I LOVE YOU SEND IN WHAT YOU CAN, ALSO VISIT MY BANDCAMP SITE https://thesuvonicmovement.bandcamp.com/music
 AND BUY SOME RECORDS. PEACE LOVE.
https://thesuvonicmovement.bandcamp.com/music DONATIONS ARE NEEDED NOW! HELP




THE FIGHT HAS JUST BEGUN 
The music got him – and he got the music, 30-plus years and counting, Boyd Jarvis helped with shaping the building blocks of dance music as we know it today. Boyd has also been a crucial behind-the-scenes figure, writing, producing and remixing songs for everyone from Herbie Hancock and Latoya Jackson to Prince, Madonna and Boy George.
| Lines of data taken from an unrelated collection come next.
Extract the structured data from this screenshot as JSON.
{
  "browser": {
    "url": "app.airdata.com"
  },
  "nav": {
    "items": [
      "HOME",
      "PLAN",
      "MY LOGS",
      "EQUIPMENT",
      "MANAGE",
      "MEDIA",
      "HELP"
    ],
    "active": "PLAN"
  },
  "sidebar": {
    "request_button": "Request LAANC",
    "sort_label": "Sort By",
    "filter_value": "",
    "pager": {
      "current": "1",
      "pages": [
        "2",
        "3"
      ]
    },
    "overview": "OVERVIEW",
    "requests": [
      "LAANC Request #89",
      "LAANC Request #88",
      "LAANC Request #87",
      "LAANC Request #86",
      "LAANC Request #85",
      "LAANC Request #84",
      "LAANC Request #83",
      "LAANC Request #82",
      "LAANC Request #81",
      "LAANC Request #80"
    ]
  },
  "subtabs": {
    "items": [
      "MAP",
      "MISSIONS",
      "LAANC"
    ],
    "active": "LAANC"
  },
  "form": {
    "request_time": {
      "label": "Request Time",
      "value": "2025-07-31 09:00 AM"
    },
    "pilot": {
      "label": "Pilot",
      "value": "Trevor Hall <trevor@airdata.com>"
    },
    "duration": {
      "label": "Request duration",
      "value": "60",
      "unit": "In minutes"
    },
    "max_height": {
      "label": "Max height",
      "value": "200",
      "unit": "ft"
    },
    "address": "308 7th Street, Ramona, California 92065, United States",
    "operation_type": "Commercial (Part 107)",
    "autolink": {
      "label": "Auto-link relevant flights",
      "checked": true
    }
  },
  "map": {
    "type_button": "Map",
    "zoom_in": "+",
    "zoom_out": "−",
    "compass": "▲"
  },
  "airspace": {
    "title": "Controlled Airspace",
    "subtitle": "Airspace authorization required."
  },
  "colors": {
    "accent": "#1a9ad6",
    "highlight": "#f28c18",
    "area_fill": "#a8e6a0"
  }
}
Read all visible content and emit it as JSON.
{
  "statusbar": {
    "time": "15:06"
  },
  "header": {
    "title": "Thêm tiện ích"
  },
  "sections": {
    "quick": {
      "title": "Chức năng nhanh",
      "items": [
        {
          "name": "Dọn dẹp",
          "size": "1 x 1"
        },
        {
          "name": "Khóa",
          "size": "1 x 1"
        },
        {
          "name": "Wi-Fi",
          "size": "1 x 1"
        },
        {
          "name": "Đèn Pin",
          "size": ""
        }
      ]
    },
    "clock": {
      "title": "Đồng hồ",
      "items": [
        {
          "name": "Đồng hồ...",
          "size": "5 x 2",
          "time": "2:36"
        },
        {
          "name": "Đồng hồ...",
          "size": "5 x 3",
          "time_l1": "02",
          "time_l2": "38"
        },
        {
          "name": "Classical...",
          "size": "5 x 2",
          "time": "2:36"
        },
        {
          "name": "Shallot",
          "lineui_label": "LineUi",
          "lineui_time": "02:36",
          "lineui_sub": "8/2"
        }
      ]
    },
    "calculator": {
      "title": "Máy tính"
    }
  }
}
Most Gotham music fans might fondly remember him from co-hosting Saturday Night Dance Party on WBLS radio alongside Shelter don Timmy Regisford, and his frequent collaborations with iconic producers like Joe Claussell, François K, Dave Morales, Little Louie Vega and more. 

The Birth of House Music in New York City
How Larry Levan, Boyd Jarvis and Tony Humphries helped kick off a dance music revolution

May 11, 2016
By Matt Anniss
By 1983, New York’s musical landscape was changing. Disco, New York’s first great contribution to the evolution of dance music, had morphed into boogie, while new mutant genres – based around syncopated drum machine rhythms and the futuristic shimmer of bold synthesizer lines, rather than orchestral arrangements and re-purposed soul musicians – were beginning to make their mark.
At the fulcrum of New York’s rapidly changing dance scene stood the Paradise Garage and its beloved resident DJ, Larry Levan. He may not have been the city’s most technically gifted DJ, but he was certainly the most influential. Many copied his anything-goes approach to selecting records (a style itself inspired by David Mancuso at the Loft), while Levan’s remix and production work for the likes of the NYC Peech Boys, Gwen Guthrie, Imagination and David Joseph ushered in a new era of sparse, heavily electronic, dub-influenced records.
Out on the dancefloor, a group of self-proclaimed “club kids” were paying close attention. “One of the biggest teachers we had was Larry Levan,” says Kenny Carpenter, then a resident DJ at rival club Bonds and a regular at the Garage. “That’s really how many people learned to produce music, by listening to what Larry was doing, and how music sounded at those clubs – not just the Garage, but the Loft, too.”
We were just kids, with toys that we were playing with, and the record became big.
Boyd Jarvis
The weekly throng on the Garage dancefloor contained a group of friends who would go on to kick-start a new era of dance music in New York. There was fast-rising remixer, radio host and DJ Tony Humphries, his neighbor and fellow radio DJ Timmy Regisford, professional window dresser and synthesizer enthusiast Boyd Jarvis, editor-turned-producer Paul Simpson and drum machine obsessive Winston Jones. Throw in Kenny Carpenter and aspiring singer Anthony Malloy, and you had a group with the skills, enthusiasm, knowledge and contacts to change the musical agenda.
“Our ears were up like antennae all the time in clubs,” Malloy says. “Nothing would get past us.” Inspired by what they heard, this group went on to produce records that provided a blueprint for the style that would, with some alterations via Chicago, later become known as “house.”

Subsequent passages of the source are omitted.